La deuxième proposition que je veux discuter porte sur la thèse centrale du livre, celle de l’abandon du clivage gauche-droite. Je dois avouer que je suis sorti de ce livre déçu sous cet aspect, car, si j’ai bien compris, l’auteur ne cherche pas à éliminer vraiment ce clivage, mais critique plutôt les tergiversations de la gauche qui rend son étiquette moins vendeuse auprès de ce qu’il appelle le «petit peuple». Il souligne d’ailleurs, avec une certaine pertinence cette fois, que les mouvements récents de revendication ont adopté des étiquettes neutres en termes de droite-gauche, comme les Indignés et le mouvement Occupons. Je pourrais ajouter le nom de Québec solidaire à cette liste, mais ce parti ne cache nullement sont alignement à gauche dans sa déclaration de principe…

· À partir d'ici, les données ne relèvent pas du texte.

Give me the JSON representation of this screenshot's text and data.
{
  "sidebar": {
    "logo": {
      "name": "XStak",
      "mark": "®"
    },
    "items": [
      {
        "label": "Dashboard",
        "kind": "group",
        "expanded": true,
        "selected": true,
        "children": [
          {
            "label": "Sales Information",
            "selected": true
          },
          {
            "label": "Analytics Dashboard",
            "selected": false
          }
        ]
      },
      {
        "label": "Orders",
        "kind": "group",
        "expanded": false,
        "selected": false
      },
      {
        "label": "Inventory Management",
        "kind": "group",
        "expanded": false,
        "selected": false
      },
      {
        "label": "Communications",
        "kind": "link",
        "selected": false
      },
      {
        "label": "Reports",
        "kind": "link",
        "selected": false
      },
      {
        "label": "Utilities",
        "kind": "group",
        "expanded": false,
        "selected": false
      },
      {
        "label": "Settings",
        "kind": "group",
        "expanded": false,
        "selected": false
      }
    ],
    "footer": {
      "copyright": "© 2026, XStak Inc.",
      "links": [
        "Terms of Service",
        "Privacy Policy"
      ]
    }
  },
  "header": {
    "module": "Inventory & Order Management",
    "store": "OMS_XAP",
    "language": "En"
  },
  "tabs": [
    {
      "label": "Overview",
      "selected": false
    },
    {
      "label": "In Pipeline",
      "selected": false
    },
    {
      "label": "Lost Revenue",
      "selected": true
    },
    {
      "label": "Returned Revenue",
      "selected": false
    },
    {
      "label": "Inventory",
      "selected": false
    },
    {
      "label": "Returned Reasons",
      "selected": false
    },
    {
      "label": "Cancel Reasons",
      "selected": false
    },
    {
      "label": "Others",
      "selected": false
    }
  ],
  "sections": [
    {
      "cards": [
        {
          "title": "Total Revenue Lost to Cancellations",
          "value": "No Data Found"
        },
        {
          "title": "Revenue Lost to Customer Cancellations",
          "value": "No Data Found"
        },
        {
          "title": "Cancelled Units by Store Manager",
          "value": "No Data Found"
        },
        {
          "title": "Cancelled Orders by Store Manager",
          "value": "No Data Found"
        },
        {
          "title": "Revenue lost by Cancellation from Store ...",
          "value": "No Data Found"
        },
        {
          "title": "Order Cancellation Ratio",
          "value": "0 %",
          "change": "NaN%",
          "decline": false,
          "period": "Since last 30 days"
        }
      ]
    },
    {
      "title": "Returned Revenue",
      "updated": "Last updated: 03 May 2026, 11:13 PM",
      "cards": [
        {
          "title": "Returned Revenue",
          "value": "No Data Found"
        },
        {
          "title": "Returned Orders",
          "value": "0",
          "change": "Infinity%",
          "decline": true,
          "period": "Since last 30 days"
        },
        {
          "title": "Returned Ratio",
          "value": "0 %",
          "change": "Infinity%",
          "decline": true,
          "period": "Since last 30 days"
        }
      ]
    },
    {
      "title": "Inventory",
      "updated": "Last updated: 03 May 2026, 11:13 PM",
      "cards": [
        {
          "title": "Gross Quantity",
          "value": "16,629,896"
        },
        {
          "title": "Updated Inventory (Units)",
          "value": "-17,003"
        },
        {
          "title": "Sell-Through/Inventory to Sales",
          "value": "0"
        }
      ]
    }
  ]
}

Bref, je demeure déçu de l’absence de réponse claire fournie par ce livre sur le sujet ce qui m’a porté à le lire… Cela dit, je sais au moins maintenant un peu qui est Jean-Claude Michéa!
excellent résumé, mais j’ai une opinion un tout petit peu moins glorieuse sur ce genre d’auteur… J’y reviendrai sûrement
J’aimeJ’aime
Moins glorieuse? Moi qui trouvais que j’avais été dur!